As we start to do more facial shaping and beautification and veer away from a myopic ideology that centers solely on rejuvenating lines and folds, cannulas will likely become more relevant. It is likely that deeper broader strokes with cannulas will be complemented by needles that help with precise bordering, tightening up the edges, and filling in shallow corners.


Although cannulas are typically more expensive than needles and are associated with a learning curve for newcomers, they offer clinicians and patients many advantages, particularly as our armamentarium grows and we can fulfill a range of subtle effects.

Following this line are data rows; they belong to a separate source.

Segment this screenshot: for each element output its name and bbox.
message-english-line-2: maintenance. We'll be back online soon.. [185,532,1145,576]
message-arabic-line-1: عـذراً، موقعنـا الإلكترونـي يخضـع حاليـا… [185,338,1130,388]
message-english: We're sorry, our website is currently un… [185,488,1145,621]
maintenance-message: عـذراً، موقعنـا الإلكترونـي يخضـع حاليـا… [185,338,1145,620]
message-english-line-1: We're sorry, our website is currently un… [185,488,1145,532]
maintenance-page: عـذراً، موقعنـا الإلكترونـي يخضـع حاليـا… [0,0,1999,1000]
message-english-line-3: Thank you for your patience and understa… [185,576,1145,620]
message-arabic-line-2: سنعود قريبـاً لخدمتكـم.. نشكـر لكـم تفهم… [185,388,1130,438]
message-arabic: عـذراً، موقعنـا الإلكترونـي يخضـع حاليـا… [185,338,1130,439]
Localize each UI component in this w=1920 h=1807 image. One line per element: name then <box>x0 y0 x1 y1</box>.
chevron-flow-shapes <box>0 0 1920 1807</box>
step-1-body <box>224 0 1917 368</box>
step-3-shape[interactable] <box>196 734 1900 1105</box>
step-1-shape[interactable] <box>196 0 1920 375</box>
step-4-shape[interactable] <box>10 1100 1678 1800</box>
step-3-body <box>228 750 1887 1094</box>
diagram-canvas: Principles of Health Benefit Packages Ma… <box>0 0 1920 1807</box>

I encourage those who have not previously considered the use of cannulas to spend some time with someone who uses them and watch educational videos on how to use them.

Cannulas play an important role in the continued evolution of what we do as aesthetic physicians. They represent a new tool—or another type of brush, if we are to continue with the artist analogy. And with more tools to achieve increasingly subtle results, we have greater freedom and artistic individuality to attain these results. Thus, cannulas deserve to be recognized and explored in aesthetic medicine, not only for the benefits of safety and less bruising, but for enhancing our ability to deliver the next generation of results that our patients have come to expect.

  1. Dayan SH, Ellis DA, Moran ML. Facial fillers: discussion and debate. Facial Plast Surg Clin North Am. 2012 Aug;20(3):245-64.